Dev Spaces use secure web sockets for its UI. If you are having problems try this test web site https://websocketstest.com. All results should be green to proceed. If this test fails please check that you a direct access to the internet, i.e disable any VPNs web proxies etc. If you are using a corporate device you may need to switch to a personal computer.

I’ve been timed out or need to restart the workspace

The workshop will take a few hours to complete all the way through, if you use the system continuosly throughout that period you will not see this issue.

Timed-out and wont reconnect Workspaces idle after about 20 to minutes of non-use. Sometimes the workspace can be started with the in browser buttons, but if not close your Dev Spaces browser session and use the instruction on this page to Get Your Developer Workspace. Then Open your existing workspace rather than Creating a new one.

Re-login to the Red Hat Your authentication token will need to refresh for security so expect to have to login again.

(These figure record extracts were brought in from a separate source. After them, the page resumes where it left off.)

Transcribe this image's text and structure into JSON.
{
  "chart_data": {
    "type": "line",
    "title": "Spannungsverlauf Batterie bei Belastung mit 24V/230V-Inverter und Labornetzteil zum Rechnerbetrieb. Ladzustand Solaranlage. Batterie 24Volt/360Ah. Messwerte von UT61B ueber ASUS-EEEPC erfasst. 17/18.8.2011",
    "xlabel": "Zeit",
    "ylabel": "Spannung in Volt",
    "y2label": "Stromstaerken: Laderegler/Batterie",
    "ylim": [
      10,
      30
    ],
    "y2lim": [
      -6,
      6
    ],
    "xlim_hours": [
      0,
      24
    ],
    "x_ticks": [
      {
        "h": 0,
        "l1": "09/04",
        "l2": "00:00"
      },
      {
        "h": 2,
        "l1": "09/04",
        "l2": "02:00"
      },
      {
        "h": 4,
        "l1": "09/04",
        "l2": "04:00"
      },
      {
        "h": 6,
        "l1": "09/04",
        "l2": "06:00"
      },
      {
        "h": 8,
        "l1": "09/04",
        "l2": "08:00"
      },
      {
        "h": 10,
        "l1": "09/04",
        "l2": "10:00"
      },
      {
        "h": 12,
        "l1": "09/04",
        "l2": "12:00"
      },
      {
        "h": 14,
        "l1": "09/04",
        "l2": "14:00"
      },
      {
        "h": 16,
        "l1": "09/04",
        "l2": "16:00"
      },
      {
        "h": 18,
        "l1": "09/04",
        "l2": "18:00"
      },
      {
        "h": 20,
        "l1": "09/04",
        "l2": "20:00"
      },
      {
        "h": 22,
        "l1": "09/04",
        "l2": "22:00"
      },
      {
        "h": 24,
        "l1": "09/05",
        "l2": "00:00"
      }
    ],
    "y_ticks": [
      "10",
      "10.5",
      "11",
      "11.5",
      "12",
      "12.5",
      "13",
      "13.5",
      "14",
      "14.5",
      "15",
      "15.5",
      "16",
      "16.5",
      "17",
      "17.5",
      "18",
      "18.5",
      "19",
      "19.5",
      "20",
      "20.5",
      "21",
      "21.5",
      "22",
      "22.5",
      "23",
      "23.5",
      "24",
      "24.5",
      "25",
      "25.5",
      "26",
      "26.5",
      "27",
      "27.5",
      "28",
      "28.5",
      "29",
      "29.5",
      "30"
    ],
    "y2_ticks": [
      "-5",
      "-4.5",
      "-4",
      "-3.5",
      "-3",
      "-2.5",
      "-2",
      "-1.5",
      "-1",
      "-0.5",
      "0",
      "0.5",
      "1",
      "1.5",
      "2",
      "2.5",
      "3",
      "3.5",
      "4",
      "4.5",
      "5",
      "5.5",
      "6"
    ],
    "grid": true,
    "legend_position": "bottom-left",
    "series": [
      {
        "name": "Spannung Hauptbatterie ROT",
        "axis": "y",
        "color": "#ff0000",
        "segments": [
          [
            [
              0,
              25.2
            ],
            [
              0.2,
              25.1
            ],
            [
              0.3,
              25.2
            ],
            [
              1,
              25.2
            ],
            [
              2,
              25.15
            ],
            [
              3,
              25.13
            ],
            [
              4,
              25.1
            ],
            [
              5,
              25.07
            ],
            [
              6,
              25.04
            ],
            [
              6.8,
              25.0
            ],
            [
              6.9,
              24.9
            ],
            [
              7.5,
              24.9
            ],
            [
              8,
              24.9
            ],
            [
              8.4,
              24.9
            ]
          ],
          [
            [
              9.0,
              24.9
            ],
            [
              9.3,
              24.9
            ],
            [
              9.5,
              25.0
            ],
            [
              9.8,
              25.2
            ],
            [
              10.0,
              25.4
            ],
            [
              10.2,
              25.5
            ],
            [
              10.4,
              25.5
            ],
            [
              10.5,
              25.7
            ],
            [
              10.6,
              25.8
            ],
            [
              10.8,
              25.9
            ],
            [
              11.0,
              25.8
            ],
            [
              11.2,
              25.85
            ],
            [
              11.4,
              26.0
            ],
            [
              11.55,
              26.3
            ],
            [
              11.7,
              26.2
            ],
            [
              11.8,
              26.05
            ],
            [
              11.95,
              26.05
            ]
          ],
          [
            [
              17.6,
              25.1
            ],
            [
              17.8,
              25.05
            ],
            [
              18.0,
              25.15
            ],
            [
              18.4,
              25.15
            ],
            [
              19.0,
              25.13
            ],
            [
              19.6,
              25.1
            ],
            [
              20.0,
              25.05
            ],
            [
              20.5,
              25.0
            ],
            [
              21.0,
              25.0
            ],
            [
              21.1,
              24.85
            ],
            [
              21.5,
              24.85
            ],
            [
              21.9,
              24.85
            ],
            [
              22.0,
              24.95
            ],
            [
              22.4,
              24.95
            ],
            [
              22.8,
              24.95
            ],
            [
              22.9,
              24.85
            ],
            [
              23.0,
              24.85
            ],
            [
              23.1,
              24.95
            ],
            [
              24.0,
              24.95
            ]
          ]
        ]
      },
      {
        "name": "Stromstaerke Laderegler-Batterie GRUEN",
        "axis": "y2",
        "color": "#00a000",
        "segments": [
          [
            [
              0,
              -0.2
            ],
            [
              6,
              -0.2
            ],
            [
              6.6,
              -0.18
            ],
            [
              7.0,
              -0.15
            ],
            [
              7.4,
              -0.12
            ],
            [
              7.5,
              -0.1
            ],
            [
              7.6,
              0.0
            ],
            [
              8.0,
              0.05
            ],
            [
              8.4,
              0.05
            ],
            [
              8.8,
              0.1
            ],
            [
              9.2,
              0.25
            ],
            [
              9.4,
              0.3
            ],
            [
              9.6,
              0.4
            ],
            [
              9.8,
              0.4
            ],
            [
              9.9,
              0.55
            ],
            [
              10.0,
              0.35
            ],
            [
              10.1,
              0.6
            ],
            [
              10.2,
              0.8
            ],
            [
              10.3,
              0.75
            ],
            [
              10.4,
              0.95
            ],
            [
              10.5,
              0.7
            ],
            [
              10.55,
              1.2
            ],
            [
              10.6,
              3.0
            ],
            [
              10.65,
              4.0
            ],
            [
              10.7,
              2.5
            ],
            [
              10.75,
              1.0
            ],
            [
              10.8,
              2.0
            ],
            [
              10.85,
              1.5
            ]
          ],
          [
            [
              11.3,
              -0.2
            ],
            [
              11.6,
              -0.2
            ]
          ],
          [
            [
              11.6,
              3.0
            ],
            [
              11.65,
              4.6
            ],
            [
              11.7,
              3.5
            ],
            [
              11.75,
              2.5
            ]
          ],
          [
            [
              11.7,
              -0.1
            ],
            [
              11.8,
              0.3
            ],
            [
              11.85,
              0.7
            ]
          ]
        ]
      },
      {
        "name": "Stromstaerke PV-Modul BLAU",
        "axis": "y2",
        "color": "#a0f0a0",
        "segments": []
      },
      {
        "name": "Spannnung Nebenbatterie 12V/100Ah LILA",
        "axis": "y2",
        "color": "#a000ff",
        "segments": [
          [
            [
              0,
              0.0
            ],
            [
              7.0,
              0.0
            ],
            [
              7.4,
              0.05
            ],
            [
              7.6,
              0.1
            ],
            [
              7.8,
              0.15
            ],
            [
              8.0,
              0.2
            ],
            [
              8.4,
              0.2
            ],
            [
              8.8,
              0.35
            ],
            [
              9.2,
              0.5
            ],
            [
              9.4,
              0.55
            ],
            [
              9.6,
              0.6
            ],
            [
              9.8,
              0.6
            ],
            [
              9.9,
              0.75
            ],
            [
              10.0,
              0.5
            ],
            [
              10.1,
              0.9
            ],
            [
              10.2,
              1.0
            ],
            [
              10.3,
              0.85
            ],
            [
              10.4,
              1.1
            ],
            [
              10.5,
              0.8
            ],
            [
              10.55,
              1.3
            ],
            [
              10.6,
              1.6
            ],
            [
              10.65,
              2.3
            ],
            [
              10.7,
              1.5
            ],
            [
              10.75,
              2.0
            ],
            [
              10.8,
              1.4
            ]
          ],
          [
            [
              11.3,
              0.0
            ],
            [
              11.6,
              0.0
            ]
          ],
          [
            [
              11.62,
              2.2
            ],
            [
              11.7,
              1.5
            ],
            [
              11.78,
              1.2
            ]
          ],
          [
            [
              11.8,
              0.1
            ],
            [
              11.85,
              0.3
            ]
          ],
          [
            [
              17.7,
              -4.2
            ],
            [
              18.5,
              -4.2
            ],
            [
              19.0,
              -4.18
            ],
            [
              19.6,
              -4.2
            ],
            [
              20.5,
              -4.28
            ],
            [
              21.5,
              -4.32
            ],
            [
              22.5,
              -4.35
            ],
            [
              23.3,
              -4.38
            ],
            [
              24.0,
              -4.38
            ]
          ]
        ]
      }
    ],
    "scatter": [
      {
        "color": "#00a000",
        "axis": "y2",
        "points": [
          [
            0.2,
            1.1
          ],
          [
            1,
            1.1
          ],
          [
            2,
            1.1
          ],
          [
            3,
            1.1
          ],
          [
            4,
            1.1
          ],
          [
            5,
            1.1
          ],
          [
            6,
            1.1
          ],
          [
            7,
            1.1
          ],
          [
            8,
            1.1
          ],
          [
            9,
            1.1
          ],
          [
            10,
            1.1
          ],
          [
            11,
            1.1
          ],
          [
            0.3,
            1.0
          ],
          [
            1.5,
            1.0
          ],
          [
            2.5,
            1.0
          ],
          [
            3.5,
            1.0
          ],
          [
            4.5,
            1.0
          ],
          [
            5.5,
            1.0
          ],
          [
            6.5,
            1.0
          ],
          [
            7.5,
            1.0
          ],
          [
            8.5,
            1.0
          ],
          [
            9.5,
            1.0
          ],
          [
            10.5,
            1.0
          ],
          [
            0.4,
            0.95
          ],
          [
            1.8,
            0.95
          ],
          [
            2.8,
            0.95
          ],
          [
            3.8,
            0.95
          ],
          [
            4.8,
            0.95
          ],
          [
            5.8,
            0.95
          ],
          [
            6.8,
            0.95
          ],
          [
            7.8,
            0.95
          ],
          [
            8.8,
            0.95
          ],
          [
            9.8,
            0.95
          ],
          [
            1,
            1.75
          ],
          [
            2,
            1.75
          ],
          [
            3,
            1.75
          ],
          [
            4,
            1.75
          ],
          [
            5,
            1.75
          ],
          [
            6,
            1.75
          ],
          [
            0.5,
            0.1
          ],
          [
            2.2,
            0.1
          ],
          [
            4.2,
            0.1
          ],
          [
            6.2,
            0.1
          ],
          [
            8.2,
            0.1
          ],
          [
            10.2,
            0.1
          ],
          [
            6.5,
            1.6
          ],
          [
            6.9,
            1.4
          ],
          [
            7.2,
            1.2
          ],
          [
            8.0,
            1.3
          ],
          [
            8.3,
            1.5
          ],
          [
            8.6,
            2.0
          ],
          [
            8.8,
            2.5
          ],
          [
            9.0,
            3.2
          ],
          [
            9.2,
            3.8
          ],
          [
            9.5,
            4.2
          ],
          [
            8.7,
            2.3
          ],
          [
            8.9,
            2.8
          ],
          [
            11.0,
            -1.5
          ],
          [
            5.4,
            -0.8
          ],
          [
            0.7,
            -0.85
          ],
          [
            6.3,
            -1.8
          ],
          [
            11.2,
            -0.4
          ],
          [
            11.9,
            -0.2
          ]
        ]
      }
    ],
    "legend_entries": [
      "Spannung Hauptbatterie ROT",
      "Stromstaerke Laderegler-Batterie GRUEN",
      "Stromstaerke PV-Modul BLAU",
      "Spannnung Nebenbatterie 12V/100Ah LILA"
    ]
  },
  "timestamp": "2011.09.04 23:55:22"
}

You will need you Sandbox credentials daily but they should be cached.

Re-login from Dev Spaces Dev Spaces can perform local tasks like builds, but usually needs to connect to your OpenShift project to deploy. If your deployment tasks fail chances are you need to re-login to Dev Spaces. Shutdown your Dev Spaces browser session and use the instruction on this page to Get Your Developer Workspace

My OpenShift pods have all gone to idle

If the Developer Sandbox is left for a long period (like overnight) your OpenShift project will idle down all its running pods. On the Topology display they will show up with white rings. Normally these rings would be dark blue if the pod is active. You need to select each Deployment or DeploymentConfig that you have created in turn by clicking on the circle, then on the pop-out, select the blue (D) or (DC) text. Then using the circle marked as Scaled to 0 increase the Pod count up to 1. The ring should turn blue after about 30 seconds.

How do I cleanup after running this workshop?

There is a terminal task included in the workshop to delete all the elements of the Inner Loop workshop.